Age is just a number
Jeff Lenosky travels the U.S. knocking out mountain biking's toughest trails. Here's how he stays fit.
Farlow Gap is one of the most notoriously difficult mountain-bike trails in North Carolina’s Pisgah National Forest. Riddled with boulder-heavy creek crossings, big drops, steep switchbacks, and the occasional 34 percent grade, it’s a boogeyman that gives mountain bikers nightmares. But not Jeff Lenosky. The 48-year-old pro mountain biker styles it like a beginner flow trail at a county park, picking apart the technical bits with a smooth combo of track stands and bunny hops that make him look weightless.
But then, that’s what Jeff Lenosky does. With a start as a trials rider, biking over picnic tables and pickup trucks, he has put together a 23-year career that includes three national championships and a Guinness World Record for highest bunny hop on a mountain bike (45.5 inches, or roughly the height of an average four-year-old). Now, instead of competing, Lenosky travels around the country, knocking out mountain biking’s toughest trails for a popular YouTube series called Trail Boss. With each ride and video, he brings his physical, trials-style riding to technical singletrack that takes him deep into the backcountry.
“I always liked trying to ride my bike over stuff, and when I first started, trials was the only place I could really do that,” Lenosky says from his home in New Jersey. That desire to “ride over stuff” has translated well to the technical riding he’s now known for. It’s a graceful but physical style that demands incredible balance and strength. “I’ve always loved challenging myself on a technical line. Now I can do it ten miles into the woods instead of just in the parking lot,” he says.
Lenosky started mountain biking during his senior year of high school. He grew up skateboarding in New Jersey, trying to skate obstacles like stairs, rails, and trash cans, which helped hone his street-skate sensibility to biking. “I wasn’t really interested in a 15-mile cross-country ride back then,” Lenosky says. When he was younger, Lenosky only trained while riding his bike, spending day after day sessioning, riding the same obstacles repeatedly. But as he’s gotten older, he’s gravitated toward more gym-centric exercises. “I realized years ago that the trail can’t be the hardest thing you do,” Lenosky says. “It can’t be your hardest effort. So I’m in the gym lifting weights to build the strength I need on the trail.”

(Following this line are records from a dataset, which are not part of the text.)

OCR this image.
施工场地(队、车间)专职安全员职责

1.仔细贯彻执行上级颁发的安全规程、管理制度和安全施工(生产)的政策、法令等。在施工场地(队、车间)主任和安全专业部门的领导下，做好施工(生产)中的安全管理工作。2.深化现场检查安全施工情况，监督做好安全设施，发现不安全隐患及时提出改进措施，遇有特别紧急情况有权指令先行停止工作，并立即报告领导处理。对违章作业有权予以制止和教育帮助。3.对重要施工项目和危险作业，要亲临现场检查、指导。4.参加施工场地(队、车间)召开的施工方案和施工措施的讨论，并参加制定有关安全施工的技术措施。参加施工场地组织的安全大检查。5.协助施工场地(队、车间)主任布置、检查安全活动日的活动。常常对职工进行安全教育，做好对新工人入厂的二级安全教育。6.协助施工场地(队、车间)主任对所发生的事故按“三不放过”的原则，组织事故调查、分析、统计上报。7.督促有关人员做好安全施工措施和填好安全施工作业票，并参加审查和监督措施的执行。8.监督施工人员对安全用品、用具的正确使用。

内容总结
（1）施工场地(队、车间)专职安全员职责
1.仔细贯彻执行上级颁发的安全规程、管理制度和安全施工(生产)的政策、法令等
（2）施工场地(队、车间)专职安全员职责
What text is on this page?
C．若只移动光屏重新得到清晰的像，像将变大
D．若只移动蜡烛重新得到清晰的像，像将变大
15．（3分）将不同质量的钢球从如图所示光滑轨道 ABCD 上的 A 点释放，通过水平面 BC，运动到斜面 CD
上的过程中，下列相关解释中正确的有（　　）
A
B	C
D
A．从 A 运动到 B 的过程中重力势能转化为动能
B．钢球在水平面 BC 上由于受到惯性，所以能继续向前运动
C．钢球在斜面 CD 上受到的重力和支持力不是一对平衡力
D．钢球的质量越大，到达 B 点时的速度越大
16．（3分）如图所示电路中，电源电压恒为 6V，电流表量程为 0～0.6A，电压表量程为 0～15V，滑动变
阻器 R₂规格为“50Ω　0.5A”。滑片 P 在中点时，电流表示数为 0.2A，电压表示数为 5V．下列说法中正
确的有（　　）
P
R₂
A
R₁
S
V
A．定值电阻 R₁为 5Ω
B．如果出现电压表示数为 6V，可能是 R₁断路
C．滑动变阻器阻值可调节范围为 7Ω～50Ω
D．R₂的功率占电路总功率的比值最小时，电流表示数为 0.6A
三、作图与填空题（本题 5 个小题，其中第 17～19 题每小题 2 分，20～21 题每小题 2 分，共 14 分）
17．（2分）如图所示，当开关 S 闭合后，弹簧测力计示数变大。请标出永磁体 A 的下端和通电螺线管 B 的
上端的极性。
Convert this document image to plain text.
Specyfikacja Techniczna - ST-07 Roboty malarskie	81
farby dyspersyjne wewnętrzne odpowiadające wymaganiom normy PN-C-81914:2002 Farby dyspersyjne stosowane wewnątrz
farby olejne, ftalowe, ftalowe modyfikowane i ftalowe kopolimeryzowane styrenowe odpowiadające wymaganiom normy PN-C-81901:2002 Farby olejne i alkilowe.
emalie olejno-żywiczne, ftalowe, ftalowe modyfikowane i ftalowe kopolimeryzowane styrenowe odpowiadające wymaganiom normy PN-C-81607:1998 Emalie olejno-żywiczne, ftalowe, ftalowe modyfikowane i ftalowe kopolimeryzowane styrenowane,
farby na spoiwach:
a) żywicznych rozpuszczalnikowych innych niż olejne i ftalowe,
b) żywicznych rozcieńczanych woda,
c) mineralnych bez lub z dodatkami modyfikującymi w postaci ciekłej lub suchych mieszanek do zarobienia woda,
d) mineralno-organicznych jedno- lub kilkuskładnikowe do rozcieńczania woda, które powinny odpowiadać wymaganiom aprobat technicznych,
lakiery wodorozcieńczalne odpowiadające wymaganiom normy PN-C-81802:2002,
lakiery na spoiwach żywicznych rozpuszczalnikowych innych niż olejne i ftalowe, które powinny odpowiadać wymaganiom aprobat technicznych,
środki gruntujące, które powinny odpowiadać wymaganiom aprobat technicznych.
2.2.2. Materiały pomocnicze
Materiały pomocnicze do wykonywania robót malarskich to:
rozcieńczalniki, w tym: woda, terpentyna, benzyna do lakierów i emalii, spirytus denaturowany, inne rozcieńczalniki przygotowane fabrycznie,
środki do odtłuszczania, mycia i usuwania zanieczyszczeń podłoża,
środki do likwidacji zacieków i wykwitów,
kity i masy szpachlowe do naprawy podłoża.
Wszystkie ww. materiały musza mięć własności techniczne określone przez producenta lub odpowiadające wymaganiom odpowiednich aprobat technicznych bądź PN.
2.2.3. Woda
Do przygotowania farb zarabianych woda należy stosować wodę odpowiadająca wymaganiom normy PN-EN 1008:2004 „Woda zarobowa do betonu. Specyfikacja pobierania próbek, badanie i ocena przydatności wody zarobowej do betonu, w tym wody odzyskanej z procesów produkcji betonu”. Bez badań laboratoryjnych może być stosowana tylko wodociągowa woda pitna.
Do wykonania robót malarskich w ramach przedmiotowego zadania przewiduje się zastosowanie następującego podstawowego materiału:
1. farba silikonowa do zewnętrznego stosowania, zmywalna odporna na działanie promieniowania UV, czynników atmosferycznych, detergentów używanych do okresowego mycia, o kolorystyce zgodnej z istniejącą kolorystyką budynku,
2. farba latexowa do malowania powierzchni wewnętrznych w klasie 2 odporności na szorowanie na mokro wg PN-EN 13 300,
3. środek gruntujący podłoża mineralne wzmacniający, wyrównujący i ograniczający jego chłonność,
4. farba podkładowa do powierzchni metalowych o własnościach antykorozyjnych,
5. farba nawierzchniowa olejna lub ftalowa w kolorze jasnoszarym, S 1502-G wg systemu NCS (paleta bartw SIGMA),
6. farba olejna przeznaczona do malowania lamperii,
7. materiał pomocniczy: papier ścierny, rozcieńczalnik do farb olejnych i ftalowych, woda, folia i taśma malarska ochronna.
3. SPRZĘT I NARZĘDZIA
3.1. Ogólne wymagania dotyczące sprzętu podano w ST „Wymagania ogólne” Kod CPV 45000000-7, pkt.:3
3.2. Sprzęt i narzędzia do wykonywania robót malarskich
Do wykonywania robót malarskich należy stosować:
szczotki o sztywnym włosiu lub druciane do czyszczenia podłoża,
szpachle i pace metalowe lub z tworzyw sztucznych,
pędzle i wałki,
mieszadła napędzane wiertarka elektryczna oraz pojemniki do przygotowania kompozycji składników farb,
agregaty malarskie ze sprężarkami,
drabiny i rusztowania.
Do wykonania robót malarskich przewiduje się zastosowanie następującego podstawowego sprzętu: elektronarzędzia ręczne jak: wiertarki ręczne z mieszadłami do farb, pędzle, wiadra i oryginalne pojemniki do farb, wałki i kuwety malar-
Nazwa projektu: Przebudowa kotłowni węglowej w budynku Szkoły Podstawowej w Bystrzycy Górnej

While most cyclists focus their energy on building endurance, training their legs and lungs, Lenosky says the key to riding technical terrain is building strength in the hips. “So many movements on the bike engage your core and require a hip pop. You have to keep your lower back and hips strong,” he says.
Watch Lenosky demonstrate how to perform the bunny hop or the punch, an alternative to the bunny hop that allows mountain bikers to climb stairs or boulders, and you’ll see how important these areas are while you’re navigating technical terrain. Both moves require the hip pop, in which the body compresses and provides power that hinges from the hips. To re-create this necessary movement, Lenosky focuses on exercises in the gym that build full-body strength, like the rowing machine—Lenosky says rowing for 15 minutes is essentially like doing 50,000 bunny hops in a row. He also focuses on kettlebell swings and deadlifts, which help develop strength from the knees to the shoulders, as well as the box jump, a key plyometric drill that re-creates the compression and explosion needed when mountain biking, whether you’re climbing over roots, hitting kickers, or launching drops.
As for bike drills that help improve technical skills, Lenosky takes it back to the basics. “Track stands,” he says, referring to the move where a rider is balanced on the bike without moving. “That’s the foundation of technical riding. And once you get track stands down, try small wheel pivots, where you lift and move your back wheel to the left and then to the right, while holding the track stand. Then work on moving the front tire.”
If you have that balance, Lenosky says, you can come to a standstill on the trail, and if you lose momentum and start to wobble, you’ll have the skills to give you a few more seconds to regroup and keep moving. Being able to hold that track stand, and move from it, also comes down to having strong hips and a strong lower back.
But training in the gym and practicing bike drills will only get you so far. If you truly want to master technical terrain, Lenosky says, you have to spend more time riding technical terrain, over and over and over. “When riders suck at riding technical stuff, it’s because they don’t take the time to session things,” he says. “They don’t take the time to practice something on the trail in a group ride. You have to play and have fun. Go out one time a week and just play on your bike, hop some curbs, find a tabletop, ride a skinny. Don’t worry about your heart rate or calories. Forget about Strava. Just go play.”
Lenosky will spend the rest of 2019 hitting the biggest mountain-bike festivals in the country with Reeb Cycles, leading group rides on local trails. The idea is to stop and session different tech zones with the locals to help them conquer their own boogeyman trails. “You can never master everything,” Lenosky says. “That’s what keeps mountain biking interesting after 23 years. I travel around enough to know that there’s always new sections of trail that people say are unrideable. I love finding these spots and trying to figure them out.”